Unexpected: How the Sacred Calls to Us
By: Karen Skalitzky
“Ant!” my four-year old son yells as he grabs two empty yogurt containers from a bottom drawer in the kitchen. He turns and runs back to the ant, placing the containers on the floor and trying dutifully to coax the ant into one of them. I taught him how to save ants after we had a massive infestation in my kitchen last spring and I spent weeks ruthlessly and obsessively killing as many ants as I could. I tried any number of pesticides and ant traps, but ironically my organic cleaning spray killed them on impact. (Nothing like the power of plants!)
One afternoon in a moment of pause, followed by a touch of panic, I realized that I was not teaching my son any reverence for life. So we started scooping up ants into yogurt cups and walking them outside. “The ant is happy to be home,” I told my son confidently as we watched the bewildered ant crawl into the grass. “They live outside,” I explained. “Not in our house, mama?” he asked for clarification and I nodded in affirmation. For weeks I alternated between saving the ants when my son was looking and killing them when he was not. And then one day, the ant infestation disappeared altogether. It was rather unexpected.
The ants returned this winter though, much to my dismay, and slowly migrated across our apartment into the bathroom. In the midst of our nighttime routine, when I want to put myself to bed more than my son, I taught him how to let the ants swim. Thinking that this was a clever euphemism for flushing them down the toilet, I was quite surprised to discover that ants do actually swim. (Try this only in the safety of your own home, please!) So I switched tactics and decided to work on accepting their presence in my home, trusting that at some point they would once again disappear. And they did.
I’ve learned to welcome the unexpected as a gift from beyond. Seven years ago this summer, I was commissioned as a spiritual director. It was not something I ever imagined in my twenties. Nor was it something I’d ever heard of, for that matter. But that afternoon, having just turned 40, I was brimming with nervous excitement. I stepped outside to breathe in the freshness of June. On either side of my front stoop sat my two flower pots bursting with color: purple delphiniums in the center, tall and lanky and fragrant, with hot pink geraniums circling all around and tiny yellow and white blooms billowing over the side.

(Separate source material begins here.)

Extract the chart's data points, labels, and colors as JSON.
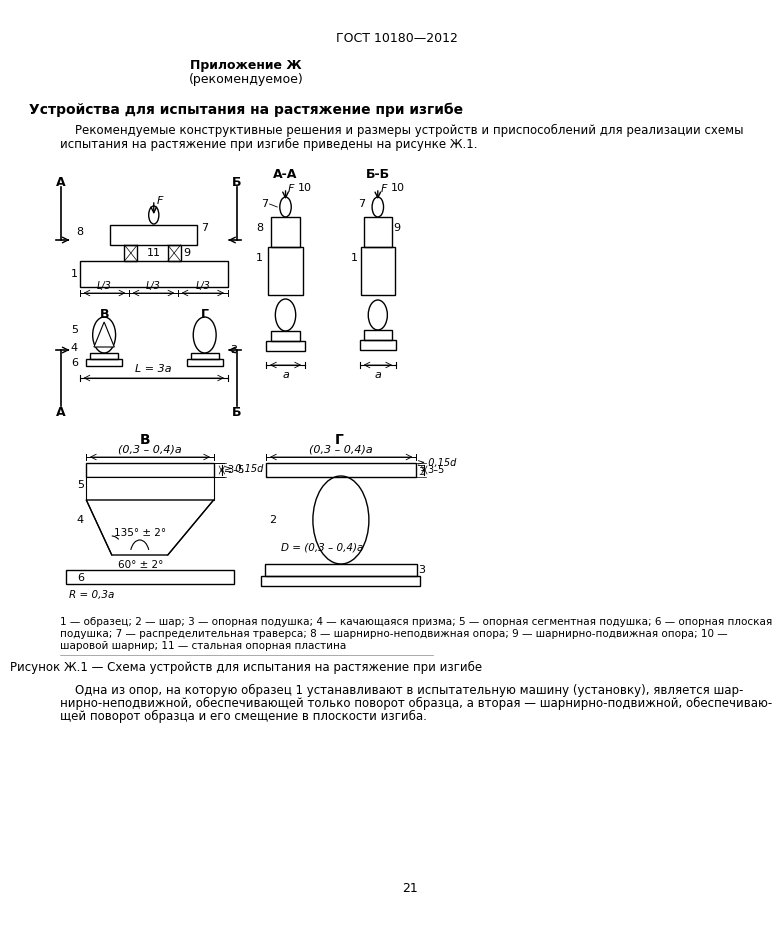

Two years later on my way to graduation, I leaned into the same pots and took in the earthiness of the geraniums. When I first started taking classes to be a spiritual director, I really didn’t know what I was getting into. Spending my Thursday evenings in the basement of a church for two years was not something I ever wanted to do. I don’t even like going to church dinners. Being one of the youngest in my cohort only made me question my choice more. Had I lived enough? But the idea of listening to people’s stories intrigued me, especially listening in a way that invited them to honor the wisdom within themselves and discover the sacred in their lives. I, too, ached to understand God in new ways.
Becoming a spiritual director taught me to embrace all of me, even the parts that feel confused and hurt and less than, and to trust that wisdom is always present in my vulnerability. The judges in me remind me to lighten up, to have a good laugh. Every part of us has value. And every part of us brings us closer to God.